Le règne de Strasbourg irrite à très juste titre

mercredi, 12.11.2014

La Cour censée protéger les droits de l’Homme érige au rang de traitement inhumain le risque d’inconfort prononcé.

SOPHIE PASCHOUD*

De par l’interprétation extensive qu’elle donne aux droits inscrits dans la Convention européenne des droits de l’homme (CEDH), la Cour de Strasbourg est de plus en plus décriée, et pas uniquement en terre helvétique. Des velléités de ne plus reconnaître le caractère obligatoire de ses décisions se font sentir en Grande-Bretagne. Et le Figaro du 27 octobre dernier publiait un vibrant plaidoyer dans ce sens du député français UMP Guillaume Larrivé.

Les autorités suisses, qui ont, au nom de la solidarité internationale, ratifié la CEDH en 1974 en la soustrayant à tout référendum aussi bien obligatoire que facultatif, n’envisagent pas de retour arrière – il en irait de la «crédibilité politique de la Suisse» – et suggèrent même de restreindre les droits populaires pour éviter les problèmes de compatibilité que peuvent poser certaines initiatives au regard des droits fondamentaux. Il s’agirait en d’autres termes de limiter la démocratie semi-directe, au nom des «valeurs démocratiques».

Les autorités n’ont ainsi toujours pas compris que la population n’a cure des grands principes et des engagements internationaux lorsqu’elle juge, à tort ou à raison, que ces derniers entrent en contradiction avec les intérêts du pays, et ce tout particulièrement en matière de droit des étrangers. Or c’est précisément dans ce domaine que la Suisse s’est à plusieurs reprises fait «épingler» par les juges de Strasbourg. Leur dernière décision en date a de quoi susciter une indignation toute particulière. Il y a en effet été jugé que le fait, pour les autorités suisses, de renvoyer (en parfaite conformité avec l’accord de Dublin) une famille de requérants vers l’Italie, «sans qu’elles n’aient obtenu au préalable des autorités italiennes une garantie individuelle concernant d’une part une prise en charge adaptée à l’âge des enfants et d’autre part la préservation de l’unité familiale», violerait l’article 3 de la Convention, lequel interdit les traitements inhumains ou dégradants.

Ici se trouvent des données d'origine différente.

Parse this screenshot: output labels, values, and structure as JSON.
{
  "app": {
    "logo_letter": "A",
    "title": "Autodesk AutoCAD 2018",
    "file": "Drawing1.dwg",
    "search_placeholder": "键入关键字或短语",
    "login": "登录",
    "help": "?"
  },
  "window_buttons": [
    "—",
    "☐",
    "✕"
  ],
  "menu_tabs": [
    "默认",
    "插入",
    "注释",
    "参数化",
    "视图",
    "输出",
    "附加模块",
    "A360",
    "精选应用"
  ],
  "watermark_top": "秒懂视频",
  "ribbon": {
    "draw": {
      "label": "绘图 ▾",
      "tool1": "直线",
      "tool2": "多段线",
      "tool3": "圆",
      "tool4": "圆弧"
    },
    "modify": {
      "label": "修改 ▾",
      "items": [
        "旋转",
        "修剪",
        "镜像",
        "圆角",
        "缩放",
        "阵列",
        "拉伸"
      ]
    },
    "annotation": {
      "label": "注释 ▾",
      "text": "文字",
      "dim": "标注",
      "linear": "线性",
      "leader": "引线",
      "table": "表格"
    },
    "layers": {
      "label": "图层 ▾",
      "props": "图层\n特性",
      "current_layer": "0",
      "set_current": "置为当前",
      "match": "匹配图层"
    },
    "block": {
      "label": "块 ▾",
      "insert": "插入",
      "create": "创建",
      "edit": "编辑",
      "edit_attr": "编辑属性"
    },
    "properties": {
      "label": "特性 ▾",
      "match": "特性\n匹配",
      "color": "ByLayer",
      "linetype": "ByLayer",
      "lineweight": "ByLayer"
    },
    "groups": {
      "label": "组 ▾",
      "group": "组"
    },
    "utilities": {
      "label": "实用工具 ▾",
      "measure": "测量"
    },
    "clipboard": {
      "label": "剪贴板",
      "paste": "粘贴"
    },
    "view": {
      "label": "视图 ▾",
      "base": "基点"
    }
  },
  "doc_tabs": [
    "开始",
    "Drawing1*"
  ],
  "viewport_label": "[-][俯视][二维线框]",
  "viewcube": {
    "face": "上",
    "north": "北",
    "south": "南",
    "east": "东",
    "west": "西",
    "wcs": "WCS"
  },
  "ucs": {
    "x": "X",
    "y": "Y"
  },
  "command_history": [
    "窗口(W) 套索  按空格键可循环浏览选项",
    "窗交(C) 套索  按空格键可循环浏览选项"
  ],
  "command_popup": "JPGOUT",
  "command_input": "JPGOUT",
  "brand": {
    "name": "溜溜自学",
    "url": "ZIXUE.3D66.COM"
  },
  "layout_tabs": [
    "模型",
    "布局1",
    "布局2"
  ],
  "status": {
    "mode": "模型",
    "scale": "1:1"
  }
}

Ainsi, non seulement la Cour érige au rang de traitement inhumain le risque d’inconfort prononcé, mais, de surcroît, elle remet en cause, de fait, la validité d’un accord international qui, contrairement à la CEDH, revêt une utilité certaine pour les parties contractantes.

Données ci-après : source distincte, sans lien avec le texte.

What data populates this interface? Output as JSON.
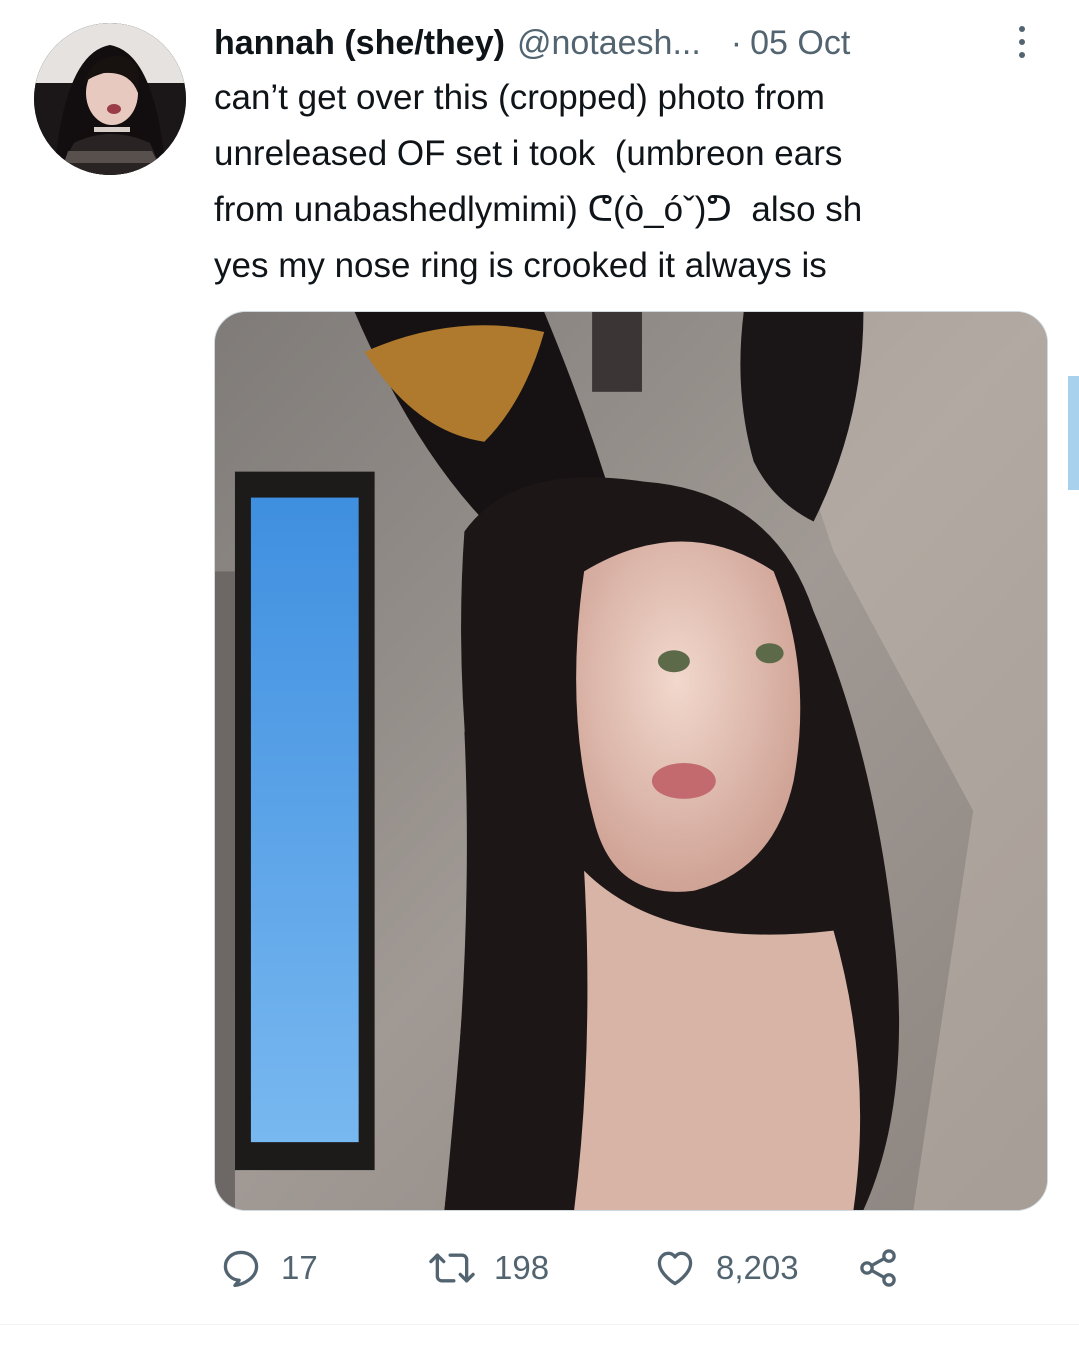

Peut-être bien que le fait pour la Suisse de dénoncer la Convention lui vaudrait d’être «montrée du doigt». Mais peut-être que d’autres Etats seraient enchantés de suivre son exemple. Quoi qu’il en soit, nos autorités feraient bien de ne pas oublier que l’UDC a annoncé le lancement d’une initiative consacrant la primauté du droit suisse sur le droit international. Selon la manière dont ce parti – qui n’est pas connu pour faire dans la nuance – aura conçu son texte (dont les chances d’être accepté sont tout sauf négligeables), la Suisse pourrait bien se trouver non seulement obligée de dénoncer la CEDH, mais aussi fortement limitée dans sa faculté de conclure ou maintenir des accords qui se révèlent, eux, si ce n’est indispensables, à tout le moins souhaitables.